Clubhouse reopens with new name
Liberty University cut the ribbon on the newly renovated East Campus Clubhouse, which was renamed David’s Place, Friday, Oct.12.
According to the David’s Place Web page, it now includes a Jamba Juice restaurant, a game room featuring five gaming stations equipped with 46-inch televisions and PlayStation 3 consoles, a 24-seat movie theatre, new heating systems for the outdoor pool and heaters for the deck area. In addition to the new features, the facility also includes multiple televisions, seating areas and billiards tables for students to use.
Freshmen Ashley Locklear and Bethany Thomas had never been to the new David’s Place before it was renamed, but said they enjoyed the opening night by taking advantage of the new Jamba Juice.
“I think it’s really nice that there are a lot of places for us to go so (that) we’re not all crowded in one place,” Locklear said. “It’s just nice to have a variety so we’re not eating (at) the same place every day.”
Liberty President Jerry Falwell, Jr. said that when the old David’s Place building near the Bailey parking lot was torn down to make room for the Liberty Baseball Stadium last year, his wife, Becki Falwell, had the idea to have the East Campus Clubhouse take on the David’s Place name.

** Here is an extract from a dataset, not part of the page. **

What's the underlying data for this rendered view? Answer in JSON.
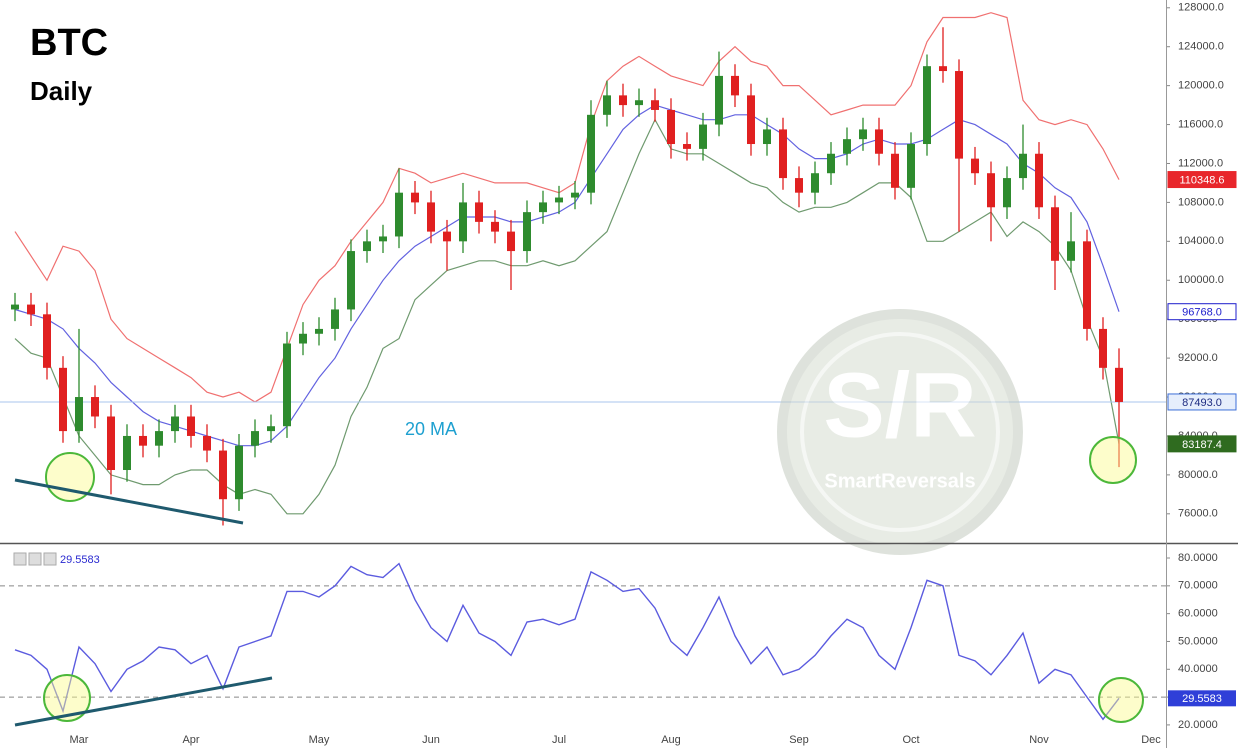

Before cutting the ribbon and allowing students to explore the updated facility, Falwell took a few minutes to explain the significance of David’s Place.
Falwell said that David DeMoss attended Liberty in the 1980s before he was killed in a car accident during his senior year in 1986, but his outgoing personality and love for those around him influenced many people. For that reason, the old David’s Place building, which was originally a student hangout spot, was named after him following its construction in 1986.
“David (DeMoss) was always fun to be around, and his life was loving Jesus and loving people,” Deborah DeMoss Fonseca said. “And it just showed in everything he did.”
Fonseca and David DeMoss are two of seven children of Arthur S. DeMoss, for whom the university’s main academic building is named.
A wall near the entrance of David’s Place now features notes written by people whose lives were influenced by David DeMoss, including the resident assistant on his dorm, Liberty graduate and frequent Convocation speaker Vernon Brewer and people he worked with at the Billy Graham Evangelistic Association.
“(David DeMoss) was on the tennis team here at Liberty,” Fonseca said. “Two or three guys wrote from the tennis team, and they said he was a great tennis player. But what really stood out was what a profound love he had for the Lord and how he wanted to make sure that other people knew the Lord too.”
Fonseca said she heard stories of her brother’s constant focus on the needs of other people. When he attended Liberty, the dress code required male students to wear ties to class, and according to Fonseca, David DeMoss felt bad that some of his friends did not have enough ties. Every so often, he would buy a box full of ties and hand them out to some of his friends.
Fonseca said she hopes that students will be reminded by the David’s Place name of the importance of being focused on eternity and building relationships with God and other people.